To do this, we’ll use paws
and r2lambda::aws_connect
to establish an AWS CloudWatchLogs
service locally, and fetch the recent logs to look for traces of our lambda function.
In the first step, we connect to cloudwatchlogs
and fetch the names of the log groups.
Inspect the logs
object below to find the name corresponding to the lambda function
whose logs we want to fetch.
logs_service <- r2lambda::aws_connect(service = "cloudwatchlogs")
logs <- logs_service$describe_log_groups()
(logGroups <- sapply(logs$logGroups, "[[", 1))
Then, we can grab only the data for our scheduled lambda function:
current_time_lambda_logs <- logs_service$filter_log_events(
logGroupName = "/aws/lambda/current_time")
And pull only the message printed by our R
function wrapped in the lambda:
messages <- sapply(current_time_lambda_logs$events, "[[", "message")
current_time_messages <- messages[grepl("CURRENT TIME", messages)]
data.frame(Current_time_lambda = current_time_messages)
#> Current_time_lambda
#> 1 [1] "CURRENT TIME: 2023-02-26 22:53:55"\n
#> 2 [1] "CURRENT TIME: 2023-02-26 22:54:41"\n
#> 3 [1] "CURRENT TIME: 2023-02-26 22:55:41"\n
#> 4 [1] "CURRENT TIME: 2023-02-26 22:56:41"\n
#> 5 [1] "CURRENT TIME: 2023-02-26 22:57:41"\n
Evidently, the Lambda function printed the system time every one minute, as we intended!
Clean up
We don’t want to let a this lambda fire every minute, even if trivial it still uses resources and incurs some cost. So its wise to delete the event schedule rule and maybe even the lambda function it self.
To remove the event rule, we first need to remove associated targets. In the code
below, we connect to EventBridge, lookup the names of all event rules, find the
rule we wish to remove (in this case the most-recent one with index 1), and then,
first remove its target followed by deleting the rule it self. (I’ll probably
add a function abstract this procedure in the {r2lamdba}
package.)
# connect to the EventBridge service
events_service <- r2lambda::aws_connect("eventbridge")
# find the names of all rules
schedule_rules <- events_service$list_rules()[[1]] %>% sapply("[[", 1)
# find the targets associated with the rule we want to remove
rule_to_remove <- schedule_rules[[1]]
target_arn_to_remove <- events_service$list_targets_by_rule(Rule = rule_to_remove)$Targets[[1]]$Id
events_service$remove_targets(Rule = rule_to_remove, Ids = target_arn_to_remove)
events_service$delete_rule(Name = rule_to_remove)
events_service$list_rules()[[1]] %>% sapply("[[", 1)
Finally, to remove the Lambda, we do something similar.

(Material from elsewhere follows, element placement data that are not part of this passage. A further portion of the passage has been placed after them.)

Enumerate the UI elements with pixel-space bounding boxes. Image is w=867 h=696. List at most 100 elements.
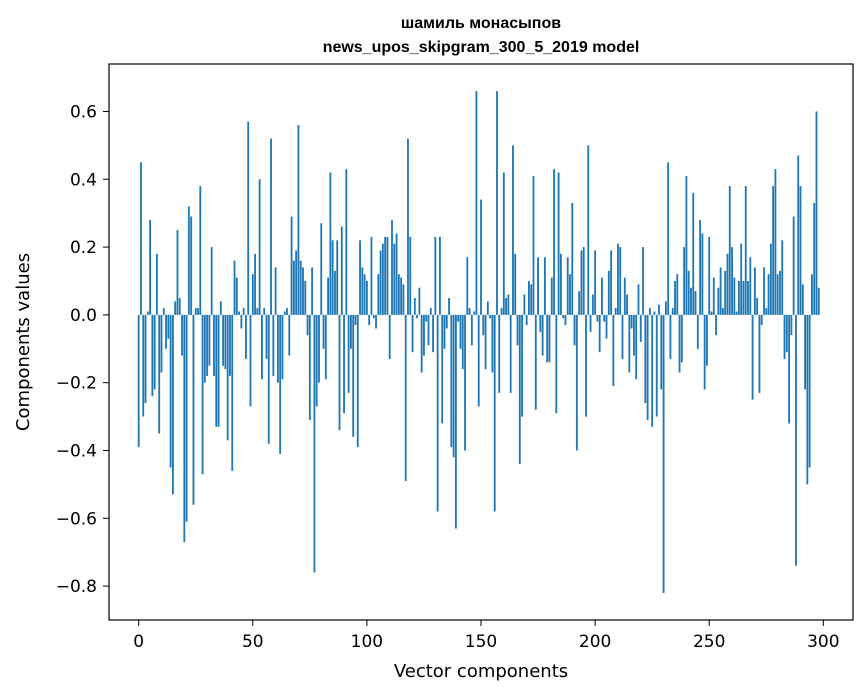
- bar: [548, 314, 551, 363]
- bar: [735, 311, 738, 315]
- bar: [521, 314, 523, 417]
- bar: [263, 308, 266, 315]
- bar: [238, 311, 240, 315]
- bar: [710, 311, 713, 315]
- bar: [407, 138, 409, 315]
- bar: [226, 314, 229, 441]
- bar: [813, 203, 816, 315]
- bar: [537, 257, 539, 315]
- bar: [299, 260, 302, 315]
- bar: [571, 203, 574, 315]
- bar: [311, 267, 314, 315]
- bar: [418, 287, 421, 315]
- bar: [203, 314, 206, 383]
- bar: [322, 314, 325, 349]
- bar: [245, 314, 247, 359]
- bar: [731, 247, 733, 315]
- bar: [601, 277, 603, 315]
- bar: [217, 314, 220, 427]
- bar: [153, 314, 156, 390]
- bar: [420, 314, 423, 373]
- bar: [215, 314, 218, 427]
- bar: [671, 308, 674, 315]
- bar: [181, 314, 183, 356]
- bar: [445, 314, 448, 329]
- bar: [562, 314, 565, 319]
- y-tick-label: 0.2: [70, 238, 97, 258]
- bar: [359, 240, 361, 315]
- bar: [270, 138, 272, 315]
- bar: [448, 297, 450, 315]
- bar: [169, 314, 172, 468]
- bar: [336, 240, 339, 315]
- bar: [525, 314, 528, 326]
- bar: [425, 314, 428, 322]
- bar: [664, 301, 667, 315]
- bar: [242, 308, 245, 315]
- bar: [206, 314, 209, 376]
- bar: [637, 284, 640, 315]
- bar: [240, 314, 243, 329]
- bar: [680, 314, 683, 363]
- bar: [391, 219, 393, 315]
- bar: [165, 314, 167, 349]
- bar: [724, 270, 727, 315]
- bar: [434, 236, 437, 315]
- bar: [799, 186, 802, 315]
- x-tick-label: 150: [465, 632, 497, 652]
- bar: [151, 314, 154, 397]
- bar: [566, 257, 569, 315]
- bar: [701, 233, 704, 315]
- bar: [783, 314, 786, 359]
- bar: [156, 253, 158, 315]
- bar: [477, 314, 480, 407]
- bar: [596, 314, 599, 322]
- bar: [683, 247, 686, 315]
- bar: [427, 314, 430, 346]
- bar: [726, 253, 729, 315]
- bar: [564, 314, 567, 326]
- bar: [480, 199, 482, 315]
- chart-title: шамиль монасыпов: [401, 15, 561, 32]
- bar: [756, 297, 759, 315]
- bar: [507, 294, 510, 315]
- bar: [808, 314, 811, 468]
- bar: [815, 111, 818, 315]
- bar: [137, 314, 140, 448]
- bar: [306, 314, 309, 336]
- bar: [811, 274, 813, 315]
- bar: [331, 240, 334, 315]
- bar: [685, 175, 688, 315]
- bar: [261, 314, 263, 380]
- bar: [557, 172, 560, 315]
- bar: [409, 236, 412, 315]
- bar: [375, 314, 377, 329]
- y-tick-label: 0.4: [70, 170, 97, 190]
- bar: [308, 314, 311, 420]
- bar: [509, 314, 512, 393]
- bar: [539, 314, 542, 332]
- bar: [553, 169, 555, 315]
- bar: [635, 314, 638, 380]
- bar: [149, 219, 151, 315]
- bar: [546, 314, 549, 363]
- bar: [667, 162, 670, 315]
- bar: [703, 314, 706, 390]
- bar: [543, 257, 546, 315]
- bar: [199, 186, 202, 315]
- bar: [751, 314, 754, 400]
- bar: [575, 314, 578, 451]
- bar: [505, 297, 508, 315]
- bar: [470, 314, 473, 346]
- bar: [350, 314, 352, 349]
- bar: [733, 277, 736, 315]
- bar: [213, 314, 215, 376]
- bar: [162, 308, 165, 315]
- bar: [628, 314, 631, 373]
- bar: [315, 314, 318, 407]
- bar: [612, 314, 615, 387]
- x-axis-ticks: 0 50 100 150 200 250 300: [133, 620, 840, 652]
- bar: [687, 270, 690, 315]
- bar: [388, 314, 391, 359]
- bar: [514, 253, 517, 315]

Look up the names of all deployed functions on our account, and then delete the one(s) we’d like to delete.
lambda_service <- r2lambda::aws_connect("lambda")

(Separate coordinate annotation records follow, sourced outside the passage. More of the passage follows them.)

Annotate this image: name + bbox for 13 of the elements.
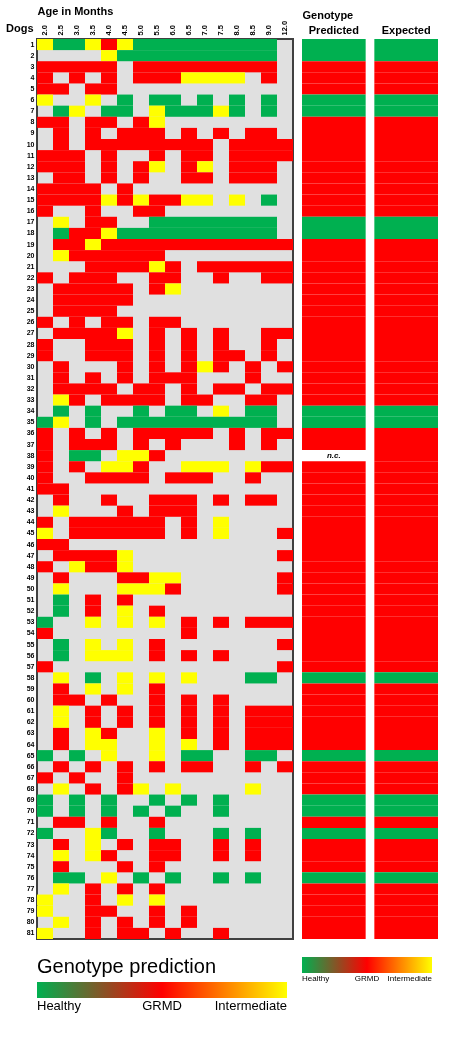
y-axis-title: Dogs <box>6 21 34 34</box>
x-tick-label: Expected <box>381 23 431 36</box>
color-bar-label: Healthy <box>37 998 82 1013</box>
x-axis-title: Genotype <box>302 8 354 21</box>
color-bar-label: Intermediate <box>214 998 287 1013</box>
text: n.c. <box>326 450 341 460</box>
x-tick-label: Predicted <box>308 23 359 36</box>
x-axis-title: Age in Months <box>37 4 114 17</box>
color-bar-label: Intermediate <box>387 974 433 983</box>
color-bar-title: Genotype prediction <box>37 955 217 977</box>
color-bar-label: GRMD <box>354 974 380 983</box>
color-bar-label: GRMD <box>142 998 182 1013</box>
color-bar-label: Healthy <box>302 974 330 983</box>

lambda_service$list_functions()$Functions %>% sapply("[[","FunctionName")
lambda_service$delete_function(FunctionName = "current_time")
Summary
In this post:
- we wrote a simple lambda runtime function,
- built a docker image locally,
- tested the lambda invocation,
- deployed it to AWS Lambda,
- updated it to run on a schedule,
- checked the AWS logs to confirm it executes at the correct times, and
- cleaned up our AWS environment.
I hope you found this tutorial useful, and that it will motivate you to try the {r2lambda}
package. It is available on GitHub and can
be installed with remotes::install_github
. I am looking for feedback on whether or
not the workflows from r2lambda
are working for other people – not many have
tried it so far. I am also interested in suggestions on how to
improve the interface, what features to add, what additional documentation to include,
and so on. Try it and share your experience!